Why growth is rampant?
Karen Gordon Mills, who has authored, “The State of Small Business Lending: Credit Access During the Recovery and How Technology May Change the Game,” explained the logic that why online lending will take prevalence over traditional sources of funding. Mills added that the absence of cost efficiency in processing small sized loans made banks reluctant to approve them. Moreover, the stringent credit score requirements made several small businesses ineligible to approach banks. This is where the role of online lending platforms comes into play, which is filling in the gap created due to lack of funding options.
Mills highlighted the three common online lending models that are available right now.
- Peer-to-Peer Lending – Under this platform, lenders connect all kinds of borrowers to both institutional and retail investors. However, the focus is mainly on those borrowers who fail to get loans processed through banks. Lending Club, Funding Circle and Prosper are some of the companies involved in such lending.

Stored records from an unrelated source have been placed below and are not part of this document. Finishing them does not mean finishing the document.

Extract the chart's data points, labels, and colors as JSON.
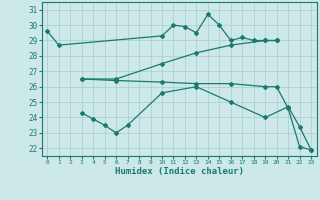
{
  "xlabel": "Humidex (Indice chaleur)",
  "bg_color": "#cce8e8",
  "grid_color": "#aacccc",
  "line_color": "#1a7a6e",
  "xlim": [
    -0.5,
    23.5
  ],
  "ylim": [
    21.5,
    31.5
  ],
  "yticks": [
    22,
    23,
    24,
    25,
    26,
    27,
    28,
    29,
    30,
    31
  ],
  "xticks": [
    0,
    1,
    2,
    3,
    4,
    5,
    6,
    7,
    8,
    9,
    10,
    11,
    12,
    13,
    14,
    15,
    16,
    17,
    18,
    19,
    20,
    21,
    22,
    23
  ],
  "lines": [
    {
      "x": [
        0,
        1,
        10,
        11,
        12,
        13,
        14,
        15,
        16,
        17,
        18,
        19,
        20
      ],
      "y": [
        29.6,
        28.7,
        29.3,
        30.0,
        29.9,
        29.5,
        30.7,
        30.0,
        29.0,
        29.2,
        29.0,
        29.0,
        29.0
      ]
    },
    {
      "x": [
        3,
        6,
        10,
        13,
        16,
        19,
        20
      ],
      "y": [
        26.5,
        26.5,
        27.5,
        28.2,
        28.7,
        29.0,
        29.0
      ]
    },
    {
      "x": [
        3,
        6,
        10,
        13,
        16,
        19,
        20,
        21,
        22,
        23
      ],
      "y": [
        26.5,
        26.4,
        26.3,
        26.2,
        26.2,
        26.0,
        26.0,
        24.6,
        22.1,
        21.9
      ]
    },
    {
      "x": [
        3,
        4,
        5,
        6,
        7,
        10,
        13,
        16,
        19,
        21,
        22,
        23
      ],
      "y": [
        24.3,
        23.9,
        23.5,
        23.0,
        23.5,
        25.6,
        26.0,
        25.0,
        24.0,
        24.7,
        23.4,
        21.9
      ]
    }
  ]
}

- Small Business Lending – These platforms raise money from institutional investors to extend it to small businesses. The lenders use their own risk evaluation toll to determine risk and credit profile of the borrower. The most known players in such form of lending are Kabbage and OnDeck.
- Online Marketplaces – Such platforms connect borrowers to multiple lenders, including conventional lenders, thereby raising the probability of getting the loan approved. Biz2Credit and Fundera are few companies engaged in such lending.
While lenders see an improvement in application ratio, most of them believe that there is a greater need for educating small businesses about the presence of alternative options, which in turn can boost the industry growth.